Elsewhere, the MSCI world equity index <.MIWD00000PUS> and the Thomson Reuters global stock index <.TRXFLDGLPU> were up around 0.2 percent, while emerging stocks <.MSCIEF> were up 0.7 percent.
The Nikkei <.N225> proved the major loser in overnight Asian trade, closing down 0.5 percent after hitting technical resistance and on concerns about corporate profits in the wake of its recent natural disasters.
Traders said all eyes were on the release of U.S. non-farm payrolls data at 1230 GMT, which is expected to show 190,000 people were hired in March, fuelling optimism about the sustainability of growth in the world's largest economy.
A positive reading is set to boost risk appetite as the global recovery begins to gather momentum, said Jonathan Sudaria, night dealer at Capital Spreads.
Among the top movers were Irish banking shares, a day after Dublin released details of stress tests showing its banks needed an extra 24 billion euros, in line with expectations, pushing the total bailout cost to $100 billion.
The STOXX Europe 600 Banks <.SX7P> was up 1.6 percent by 0828 GMT, leading sectoral gainers across the region.
The pre-jobs report, risk-on mode was also evident in the currency markets as the yen fell to a 10-month low against the euro and slid beneath a key technical level against the dollar, which could be set for further gains.
A strong non-farm payrolls number would be reflected in the dollar/yen and it could rise to 84.50 in the short term, said Simon Derrick, head of currency research, at Bank of New York Mellon. We expect to see prolonged yen weakness due to loose monetary and fiscal policy in Japan.
The dollar was up 0.6 percent to 83.65 yen at 0808 GMT, after earlier hitting a six-week high of 83.748 yen on trading platform EBS earlier, and rising above its 200-day moving average against the yen.
The dollar also firmed 0.3 percent against a basket of major currencies <.DXY> and strengthened against the euro to $1.4150.
Hawkish overnight comments from a senior U.S. Federal Reserve official suggesting, in a Wall Street Journal report, the Fed could raise interest rates by three-quarters of a percentage point by the end of the year, also helped buoy the greenback.
Elsewhere among macroeconomic data on Friday, traders will eye the latest U.S. ISM numbers, due out at 1400 GMT. The release follows that of Chinese factory data overnight which showed production rose while cost inflation slowed, easing concerns about monetary tightening.

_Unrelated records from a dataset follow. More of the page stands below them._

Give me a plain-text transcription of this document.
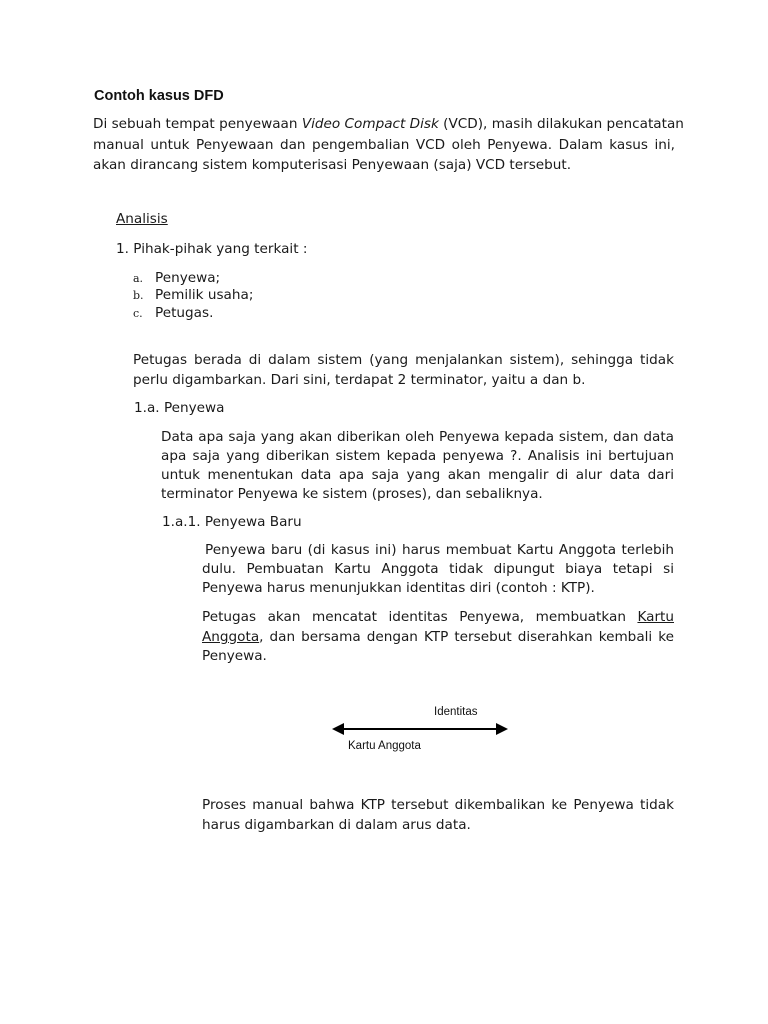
Contoh kasus DFD
Di sebuah tempat penyewaan Video Compact Disk (VCD), masih dilakukan pencatatan
manual untuk Penyewaan dan pengembalian VCD oleh Penyewa. Dalam kasus ini,
akan dirancang sistem komputerisasi Penyewaan (saja) VCD tersebut.
Analisis
1. Pihak-pihak yang terkait :
a. Penyewa;
b. Pemilik usaha;
c. Petugas.
Petugas berada di dalam sistem (yang menjalankan sistem), sehingga tidak
perlu digambarkan. Dari sini, terdapat 2 terminator, yaitu a dan b.
1.a. Penyewa
Data apa saja yang akan diberikan oleh Penyewa kepada sistem, dan data
apa saja yang diberikan sistem kepada penyewa ?. Analisis ini bertujuan
untuk menentukan data apa saja yang akan mengalir di alur data dari
terminator Penyewa ke sistem (proses), dan sebaliknya.
1.a.1. Penyewa Baru
Penyewa baru (di kasus ini) harus membuat Kartu Anggota terlebih
dulu. Pembuatan Kartu Anggota tidak dipungut biaya tetapi si
Penyewa harus menunjukkan identitas diri (contoh : KTP).
Petugas akan mencatat identitas Penyewa, membuatkan Kartu
Anggota, dan bersama dengan KTP tersebut diserahkan kembali ke
Penyewa.
Identitas
Kartu Anggota
Proses manual bahwa KTP tersebut dikembalikan ke Penyewa tidak
harus digambarkan di dalam arus data.
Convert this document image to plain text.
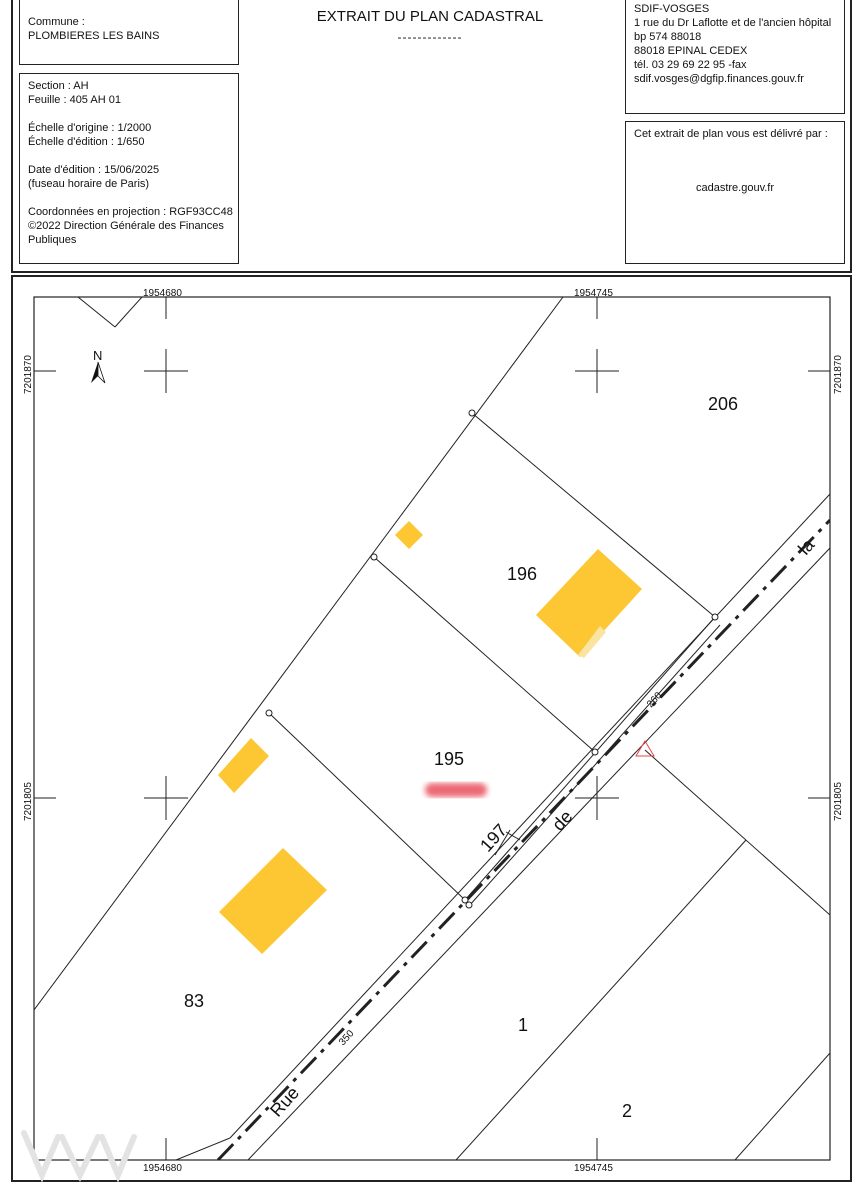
Commune :
PLOMBIERES LES BAINS
EXTRAIT DU PLAN CADASTRAL
-------------
Section : AH
Feuille : 405 AH 01
Échelle d'origine : 1/2000
Échelle d'édition : 1/650
Date d'édition : 15/06/2025
(fuseau horaire de Paris)
Coordonnées en projection : RGF93CC48
©2022 Direction Générale des Finances
Publiques
SDIF-VOSGES
1 rue du Dr Laflotte et de l'ancien hôpital
bp 574 88018
88018 EPINAL CEDEX
tél. 03 29 69 22 95 -fax
sdif.vosges@dgfip.finances.gouv.fr
Cet extrait de plan vous est délivré par :
cadastre.gouv.fr
N
1954680	1954745
1954680	1954745
7201870
7201805
7201870
7201805
206
196
195
197
83
1
2
Rue
de
la
260
350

Government debt markets in Europe were set for another event-filled day, with Portuguese bond yields set to test fresh record highs.

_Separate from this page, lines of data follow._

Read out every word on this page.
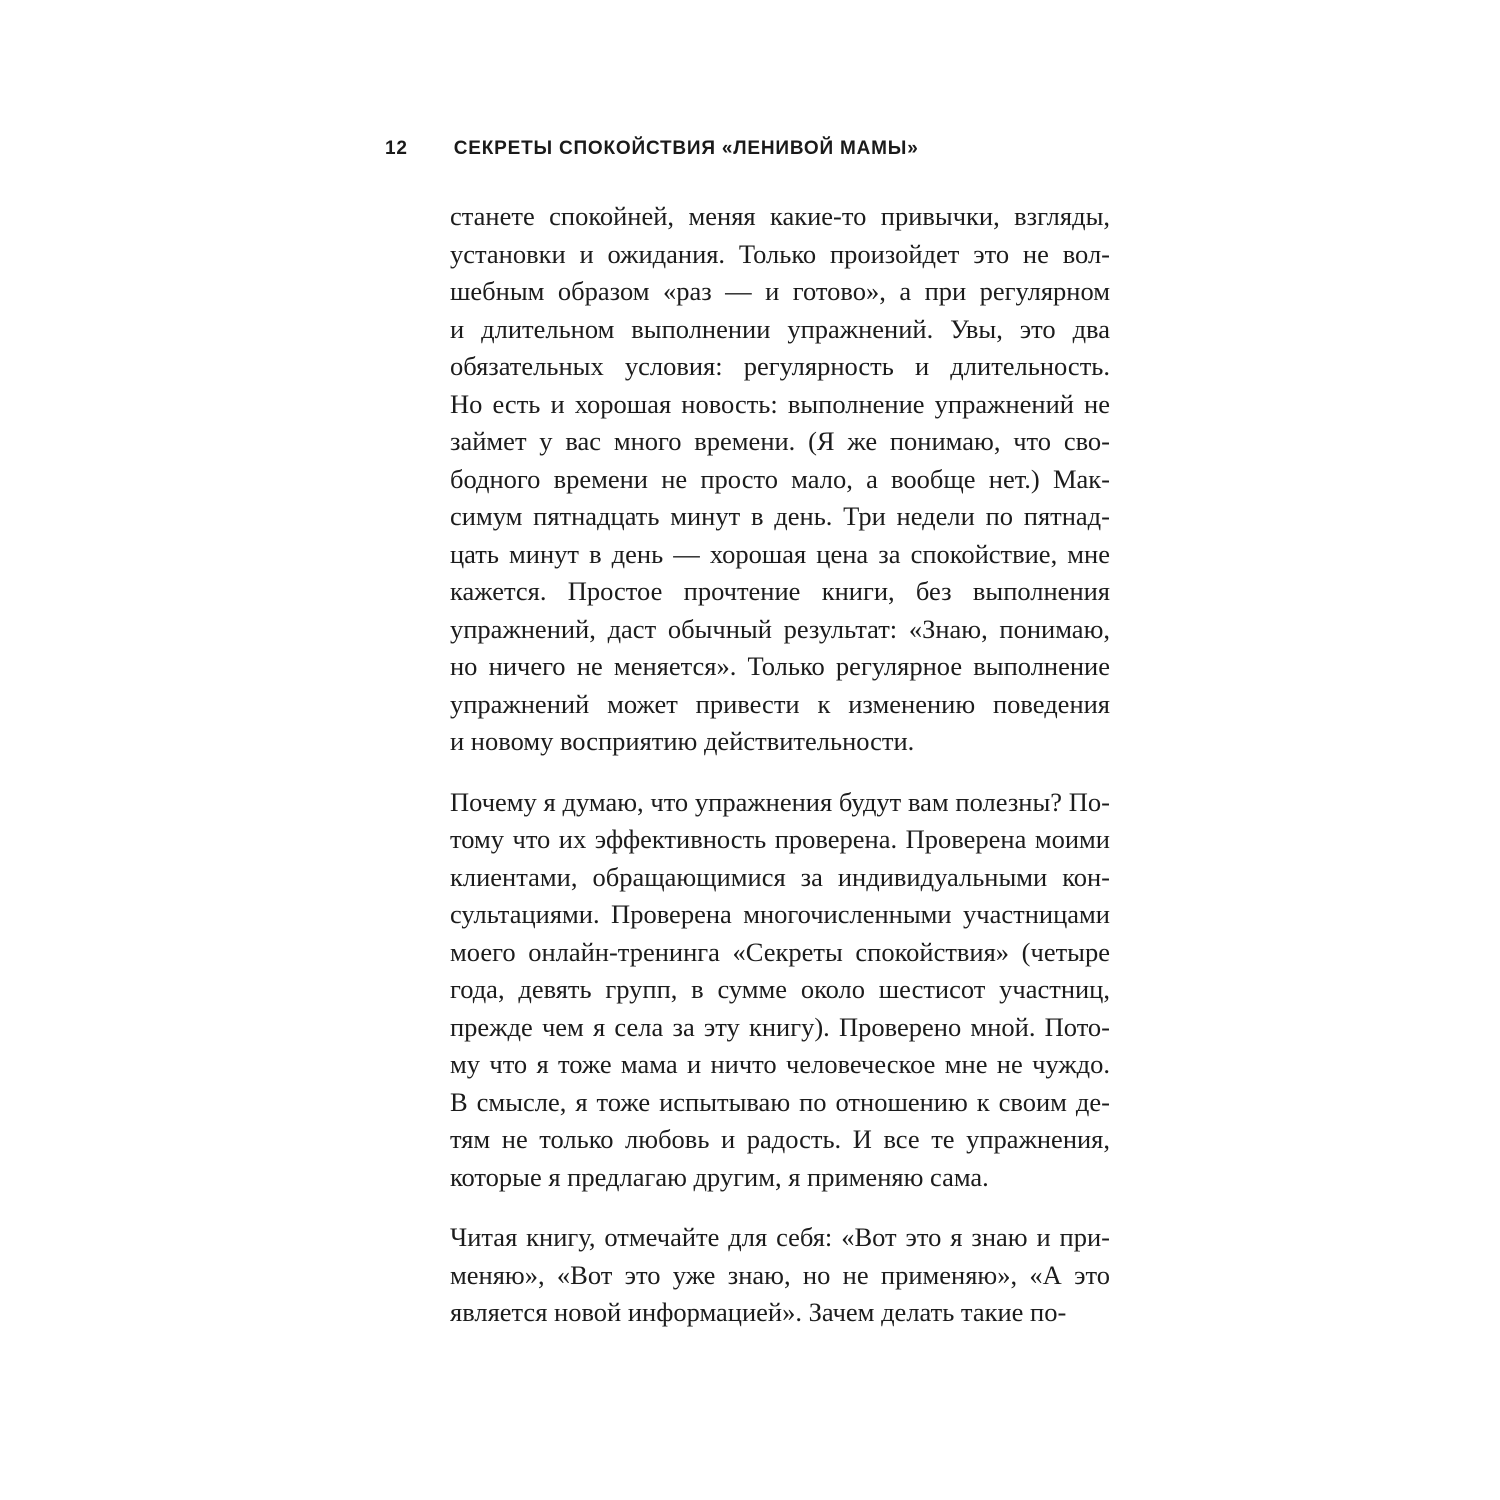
12 СЕКРЕТЫ СПОКОЙСТВИЯ «ЛЕНИВОЙ МАМЫ»
станете спокойней, меняя какие-то привычки, взгляды,
установки и ожидания. Только произойдет это не вол-
шебным образом «раз — и готово», а при регулярном
и длительном выполнении упражнений. Увы, это два
обязательных условия: регулярность и длительность.
Но есть и хорошая новость: выполнение упражнений не
займет у вас много времени. (Я же понимаю, что сво-
бодного времени не просто мало, а вообще нет.) Мак-
симум пятнадцать минут в день. Три недели по пятнад-
цать минут в день — хорошая цена за спокойствие, мне
кажется. Простое прочтение книги, без выполнения
упражнений, даст обычный результат: «Знаю, понимаю,
но ничего не меняется». Только регулярное выполнение
упражнений может привести к изменению поведения
и новому восприятию действительности.
Почему я думаю, что упражнения будут вам полезны? По-
тому что их эффективность проверена. Проверена моими
клиентами, обращающимися за индивидуальными кон-
сультациями. Проверена многочисленными участницами
моего онлайн-тренинга «Секреты спокойствия» (четыре
года, девять групп, в сумме около шестисот участниц,
прежде чем я села за эту книгу). Проверено мной. Пото-
му что я тоже мама и ничто человеческое мне не чуждо.
В смысле, я тоже испытываю по отношению к своим де-
тям не только любовь и радость. И все те упражнения,
которые я предлагаю другим, я применяю сама.
Читая книгу, отмечайте для себя: «Вот это я знаю и при-
меняю», «Вот это уже знаю, но не применяю», «А это
является новой информацией». Зачем делать такие по-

The peripheral euro zone nation -- seen next in line by the markets for an international bailout -- missed its 2010 budget deficit target in the previous session, prompting a widening in its spread to benchmark bunds.
Early on Friday, bund futures were down 32 ticks, continuing its broad downtrend since the start of the year, as traders position themselves for a European Central Bank interest rate rise next week.
U.S. Treasuries were little changed in Asian trading, ahead of the jobs report, while Brent crude rose toward $118 a barrel on expectations for demand from the world's biggest importer.